来看循环里的代码, 跟之前usingSeeds以外的常规符号执行流程中, 最明显的区别就是没有用到searcher, 没有用到对应的搜索策略来选择下一个要执行的state. 而是使用的seedMap里各个seed对应的state.
那么在这个循环里面, 我们检查了这几个函数. 只有executeInstruction(state, ki);有可能包含对seed的操作.
因为在执行指令的时候并没有显式地将seedMap作参在执行时使用, 而seedMap是全局变量, 可以随时被调用, 而只需要比对state也能找到处理state时应该对应的seed. 因此我们就来看下整个klee工程里哪里有用到seedMap
branch:
lib/Core/Executor.cpp: seedMap.find(&state);
lib/Core/Executor.cpp: if (it != seedMap.end()) {
lib/Core/Executor.cpp: seedMap.erase(it);
lib/Core/Executor.cpp: seedMap[result[i]].push_back(*siit);
lib/Core/Executor.cpp: if (result[i] && !seedMap.count(result[i])) {
fork:
lib/Core/Executor.cpp: seedMap.find(¤t);
lib/Core/Executor.cpp: bool isSeeding = it != seedMap.end();
lib/Core/Executor.cpp: if (it != seedMap.end()) {
lib/Core/Executor.cpp: std::vector<SeedInfo> &trueSeeds = seedMap[trueState];
lib/Core/Executor.cpp: std::vector<SeedInfo> &falseSeeds = seedMap[falseState];
lib/Core/Executor.cpp: seedMap.erase(trueState);
lib/Core/Executor.cpp: seedMap.erase(falseState);
addConstraint:
lib/Core/Executor.cpp: seedMap.find(&state);
lib/Core/Executor.cpp: if (it != seedMap.end()) {
executeGetValue:
lib/Core/Executor.cpp: seedMap.find(&state);
lib/Core/Executor.cpp: if (it==seedMap.end() || isa<ConstantExpr>(e)) {
updateStates:
lib/Core/Executor.cpp: seedMap.find(es);
lib/Core/Executor.cpp: if (it3 != seedMap.end())
lib/Core/Executor.cpp: seedMap.erase(it3);
run:
lib/Core/Executor.cpp: std::vector<SeedInfo> &v = seedMap[&initialState];
lib/Core/Executor.cpp: while (!seedMap.empty()) {
lib/Core/Executor.cpp: seedMap.upper_bound(lastState);
lib/Core/Executor.cpp: if (it == seedMap.end())
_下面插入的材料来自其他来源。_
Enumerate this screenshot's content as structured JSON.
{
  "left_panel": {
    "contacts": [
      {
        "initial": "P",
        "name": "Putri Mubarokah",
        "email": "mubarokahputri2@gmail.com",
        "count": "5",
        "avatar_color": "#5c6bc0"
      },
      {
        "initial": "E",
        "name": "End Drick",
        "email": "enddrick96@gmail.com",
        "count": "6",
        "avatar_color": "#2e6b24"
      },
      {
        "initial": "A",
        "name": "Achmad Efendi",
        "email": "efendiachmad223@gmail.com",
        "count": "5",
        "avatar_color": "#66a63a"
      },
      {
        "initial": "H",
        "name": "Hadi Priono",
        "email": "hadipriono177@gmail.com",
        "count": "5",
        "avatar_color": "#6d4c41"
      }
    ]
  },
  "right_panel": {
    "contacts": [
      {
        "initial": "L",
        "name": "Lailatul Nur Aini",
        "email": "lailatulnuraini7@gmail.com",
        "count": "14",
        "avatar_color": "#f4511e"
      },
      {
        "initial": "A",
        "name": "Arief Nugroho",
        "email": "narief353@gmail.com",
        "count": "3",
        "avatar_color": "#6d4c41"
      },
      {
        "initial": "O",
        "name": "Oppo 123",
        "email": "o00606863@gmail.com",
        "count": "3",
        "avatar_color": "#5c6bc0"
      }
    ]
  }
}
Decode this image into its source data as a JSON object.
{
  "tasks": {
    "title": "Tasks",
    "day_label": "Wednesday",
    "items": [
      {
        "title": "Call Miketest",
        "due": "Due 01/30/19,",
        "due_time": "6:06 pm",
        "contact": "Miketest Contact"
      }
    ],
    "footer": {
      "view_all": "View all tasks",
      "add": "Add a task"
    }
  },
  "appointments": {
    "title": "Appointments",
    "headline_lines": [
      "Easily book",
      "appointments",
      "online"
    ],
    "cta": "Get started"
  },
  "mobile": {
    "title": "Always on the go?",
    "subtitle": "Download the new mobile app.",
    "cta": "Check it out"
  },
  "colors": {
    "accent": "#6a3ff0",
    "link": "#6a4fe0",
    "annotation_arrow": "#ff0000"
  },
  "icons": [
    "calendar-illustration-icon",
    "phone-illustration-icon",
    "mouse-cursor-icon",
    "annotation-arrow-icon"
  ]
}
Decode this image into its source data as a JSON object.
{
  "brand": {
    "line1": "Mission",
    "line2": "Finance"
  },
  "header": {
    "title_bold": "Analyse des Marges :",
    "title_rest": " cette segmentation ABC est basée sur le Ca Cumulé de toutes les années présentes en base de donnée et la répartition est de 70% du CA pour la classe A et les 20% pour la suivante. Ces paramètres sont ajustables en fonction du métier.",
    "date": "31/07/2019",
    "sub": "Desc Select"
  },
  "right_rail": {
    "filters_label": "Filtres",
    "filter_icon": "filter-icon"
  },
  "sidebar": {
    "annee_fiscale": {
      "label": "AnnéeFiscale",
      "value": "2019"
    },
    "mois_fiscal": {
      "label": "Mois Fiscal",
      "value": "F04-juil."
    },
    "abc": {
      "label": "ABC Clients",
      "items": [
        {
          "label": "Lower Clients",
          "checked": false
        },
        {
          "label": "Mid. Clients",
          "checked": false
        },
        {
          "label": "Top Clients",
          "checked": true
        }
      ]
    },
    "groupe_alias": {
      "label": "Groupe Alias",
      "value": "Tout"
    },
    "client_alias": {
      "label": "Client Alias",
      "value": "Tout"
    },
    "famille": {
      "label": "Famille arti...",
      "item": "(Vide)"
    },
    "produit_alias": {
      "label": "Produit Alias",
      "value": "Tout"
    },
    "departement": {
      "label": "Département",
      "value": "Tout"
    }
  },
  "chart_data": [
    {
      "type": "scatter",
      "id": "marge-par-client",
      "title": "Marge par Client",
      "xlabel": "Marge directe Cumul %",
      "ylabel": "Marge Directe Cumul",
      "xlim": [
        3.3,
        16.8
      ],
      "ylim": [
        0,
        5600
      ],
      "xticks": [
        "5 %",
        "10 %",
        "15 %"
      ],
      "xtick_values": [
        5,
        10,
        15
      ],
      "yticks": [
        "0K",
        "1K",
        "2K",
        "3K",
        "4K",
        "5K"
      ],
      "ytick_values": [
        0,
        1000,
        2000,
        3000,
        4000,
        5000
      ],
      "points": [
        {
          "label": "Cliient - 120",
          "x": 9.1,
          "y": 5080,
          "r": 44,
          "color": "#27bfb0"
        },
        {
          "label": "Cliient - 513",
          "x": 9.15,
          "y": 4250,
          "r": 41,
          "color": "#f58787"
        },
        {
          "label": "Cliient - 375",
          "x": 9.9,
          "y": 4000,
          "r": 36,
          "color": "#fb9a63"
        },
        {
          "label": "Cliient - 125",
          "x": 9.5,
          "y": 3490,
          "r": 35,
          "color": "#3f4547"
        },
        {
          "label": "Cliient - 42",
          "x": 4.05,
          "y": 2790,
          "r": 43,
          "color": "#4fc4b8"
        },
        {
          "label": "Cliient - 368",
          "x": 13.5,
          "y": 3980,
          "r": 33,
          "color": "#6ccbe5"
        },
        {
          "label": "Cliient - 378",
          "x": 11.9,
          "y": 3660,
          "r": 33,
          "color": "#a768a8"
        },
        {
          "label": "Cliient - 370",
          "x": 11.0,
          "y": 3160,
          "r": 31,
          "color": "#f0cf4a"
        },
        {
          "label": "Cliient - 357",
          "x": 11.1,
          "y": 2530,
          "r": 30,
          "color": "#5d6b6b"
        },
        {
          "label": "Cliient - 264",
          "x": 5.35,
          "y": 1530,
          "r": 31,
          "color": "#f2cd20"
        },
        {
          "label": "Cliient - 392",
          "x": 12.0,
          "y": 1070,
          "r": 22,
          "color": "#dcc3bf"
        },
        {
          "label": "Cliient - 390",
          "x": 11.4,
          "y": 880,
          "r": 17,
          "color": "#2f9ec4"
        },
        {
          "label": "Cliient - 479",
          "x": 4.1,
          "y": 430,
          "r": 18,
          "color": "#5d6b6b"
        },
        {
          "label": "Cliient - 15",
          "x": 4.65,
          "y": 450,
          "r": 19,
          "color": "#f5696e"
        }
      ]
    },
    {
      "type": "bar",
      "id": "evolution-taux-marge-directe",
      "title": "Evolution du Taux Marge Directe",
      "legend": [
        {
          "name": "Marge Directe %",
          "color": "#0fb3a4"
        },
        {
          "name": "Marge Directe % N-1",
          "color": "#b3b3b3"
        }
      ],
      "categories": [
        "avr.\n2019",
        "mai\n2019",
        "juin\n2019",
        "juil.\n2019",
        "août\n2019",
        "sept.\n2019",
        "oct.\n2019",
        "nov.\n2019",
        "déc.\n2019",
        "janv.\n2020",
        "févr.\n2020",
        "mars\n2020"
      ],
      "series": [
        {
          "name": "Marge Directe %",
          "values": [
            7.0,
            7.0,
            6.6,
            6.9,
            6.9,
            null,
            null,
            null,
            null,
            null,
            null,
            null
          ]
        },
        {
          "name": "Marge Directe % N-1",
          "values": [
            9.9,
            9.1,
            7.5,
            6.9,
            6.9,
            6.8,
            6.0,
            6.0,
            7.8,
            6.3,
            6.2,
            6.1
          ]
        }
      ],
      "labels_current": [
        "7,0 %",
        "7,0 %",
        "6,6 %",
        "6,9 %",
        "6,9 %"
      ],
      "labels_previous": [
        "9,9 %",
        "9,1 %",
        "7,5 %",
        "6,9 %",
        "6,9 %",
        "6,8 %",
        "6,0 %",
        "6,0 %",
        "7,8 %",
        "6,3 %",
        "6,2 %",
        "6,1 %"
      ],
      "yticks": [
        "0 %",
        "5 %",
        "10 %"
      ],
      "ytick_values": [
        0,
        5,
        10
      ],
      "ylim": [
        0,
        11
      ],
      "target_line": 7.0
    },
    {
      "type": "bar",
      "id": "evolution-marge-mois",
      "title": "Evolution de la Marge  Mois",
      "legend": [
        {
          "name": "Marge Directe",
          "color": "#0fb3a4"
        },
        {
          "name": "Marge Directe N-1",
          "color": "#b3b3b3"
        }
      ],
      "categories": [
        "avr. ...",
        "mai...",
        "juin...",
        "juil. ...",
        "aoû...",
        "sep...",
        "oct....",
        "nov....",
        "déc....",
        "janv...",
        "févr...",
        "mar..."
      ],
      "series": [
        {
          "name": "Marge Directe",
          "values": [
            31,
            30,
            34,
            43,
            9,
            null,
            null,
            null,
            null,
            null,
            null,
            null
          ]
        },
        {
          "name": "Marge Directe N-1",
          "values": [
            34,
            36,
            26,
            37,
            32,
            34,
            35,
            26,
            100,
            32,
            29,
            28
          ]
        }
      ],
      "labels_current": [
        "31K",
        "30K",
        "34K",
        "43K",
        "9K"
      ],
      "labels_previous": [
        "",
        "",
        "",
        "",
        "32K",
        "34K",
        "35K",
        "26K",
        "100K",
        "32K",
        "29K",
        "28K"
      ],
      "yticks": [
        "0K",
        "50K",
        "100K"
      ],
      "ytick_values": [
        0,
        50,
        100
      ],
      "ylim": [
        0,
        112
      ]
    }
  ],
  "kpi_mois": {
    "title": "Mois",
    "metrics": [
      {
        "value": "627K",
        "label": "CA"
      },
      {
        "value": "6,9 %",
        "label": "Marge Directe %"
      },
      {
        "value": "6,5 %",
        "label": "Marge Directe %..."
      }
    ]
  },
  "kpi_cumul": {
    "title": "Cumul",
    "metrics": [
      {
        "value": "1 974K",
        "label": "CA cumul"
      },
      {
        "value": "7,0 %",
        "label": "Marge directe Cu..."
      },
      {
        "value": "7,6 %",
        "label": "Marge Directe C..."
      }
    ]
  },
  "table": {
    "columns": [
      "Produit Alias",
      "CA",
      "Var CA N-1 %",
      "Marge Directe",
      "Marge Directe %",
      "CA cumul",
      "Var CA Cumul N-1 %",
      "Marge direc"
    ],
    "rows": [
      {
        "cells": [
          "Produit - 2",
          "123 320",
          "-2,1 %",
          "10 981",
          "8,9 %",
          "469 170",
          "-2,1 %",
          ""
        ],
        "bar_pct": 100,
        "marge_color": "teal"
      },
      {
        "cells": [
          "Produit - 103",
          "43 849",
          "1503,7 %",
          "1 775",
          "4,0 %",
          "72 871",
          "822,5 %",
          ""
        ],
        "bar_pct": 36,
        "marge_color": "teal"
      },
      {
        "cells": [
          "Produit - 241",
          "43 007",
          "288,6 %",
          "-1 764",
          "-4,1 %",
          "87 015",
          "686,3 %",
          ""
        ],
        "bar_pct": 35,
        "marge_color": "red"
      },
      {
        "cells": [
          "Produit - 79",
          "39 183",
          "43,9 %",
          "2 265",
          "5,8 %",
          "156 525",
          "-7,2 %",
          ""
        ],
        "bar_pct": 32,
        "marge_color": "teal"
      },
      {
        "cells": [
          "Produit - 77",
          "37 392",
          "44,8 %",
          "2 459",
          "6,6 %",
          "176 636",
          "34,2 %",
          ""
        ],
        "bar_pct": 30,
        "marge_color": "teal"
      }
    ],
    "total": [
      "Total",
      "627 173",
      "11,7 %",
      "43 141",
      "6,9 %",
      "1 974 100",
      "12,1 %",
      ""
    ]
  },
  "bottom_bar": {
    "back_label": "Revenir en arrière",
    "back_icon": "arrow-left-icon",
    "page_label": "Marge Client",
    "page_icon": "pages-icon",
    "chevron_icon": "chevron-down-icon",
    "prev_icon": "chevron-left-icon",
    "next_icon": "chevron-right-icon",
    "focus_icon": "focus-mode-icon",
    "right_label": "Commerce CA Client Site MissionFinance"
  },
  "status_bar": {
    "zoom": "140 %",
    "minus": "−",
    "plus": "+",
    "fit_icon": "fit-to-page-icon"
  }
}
lib/Core/Executor.cpp: it = seedMap.begin();
lib/Core/Executor.cpp: it = seedMap.begin(), ie = seedMap.end();
terminateState:
lib/Core/Executor.cpp: seedMap.find(&state);
lib/Core/Executor.cpp: if (it3 != seedMap.end())
lib/Core/Executor.cpp: seedMap.erase(it3);
terminateStateEarly:
lib/Core/Executor.cpp: (AlwaysOutputSeeds && seedMap.count(&state)))
terminateStateOnExit:
lib/Core/Executor.cpp: (AlwaysOutputSeeds && seedMap.count(&state)))
executeMakeSymbolic:
lib/Core/Executor.cpp: seedMap.find(&state);
lib/Core/Executor.cpp: if (it!=seedMap.end()) { // In seed mode we need to add this as a
总结一下, 有这些函数用到了seedMap: branch, fork, addConstraint, executeGetValue, updateStates, run, terminateState, terminateStateEarly, terminateStateOnExit, executeMakeSymbolic一共十处
那么我们就一个个来看(其中run已经分析过, 除外), seedMap到底是如何影响klee的执行流程的, 以及executeInstruction是通过哪一种方式来操作seedMap
branch
首先明确Executor::branch仅在executeGetValue和executeInstruction的IndirectBr和switch分支用到.
std::vector<ExecutionState*> branches;
branch(state, conditions, branches);
作用则是在遇到分支的时候, 判断条件是否满足, 并将对应的条件复制到各自的branches里. 而在branch里
if (MaxForks!=~0u && stats::forks >= MaxForks) {
unsigned next = theRNG.getInt32() % N;
for (unsigned i=0; i<N; ++i) {
if (i == next) {
result.push_back(&state);
} else {
result.push_back(NULL);
}
}
} else {
stats::forks += N-1;
// XXX do proper balance or keep random?
result.push_back(&state);
for (unsigned i=1; i<N; ++i) {
ExecutionState *es = result[theRNG.getInt32() % i];
ExecutionState *ns = es->branch();
addedStates.push_back(ns);
result.push_back(ns);
es->ptreeNode->data = 0;
std::pair<PTree::Node*,PTree::Node*> res =
processTree->split(es->ptreeNode, ns, es);
ns->ptreeNode = res.first;
es->ptreeNode = res.second;
}
}
首先会判断是否超出了状态fork的最大数量MaxForks, 如果没有超过, 那么就会示例化一个ExecutionState对象es, 并使用es->branch()来分出对应的分支. 这里的branch()的原型是ExecutionState::branch(), 就不要混淆了.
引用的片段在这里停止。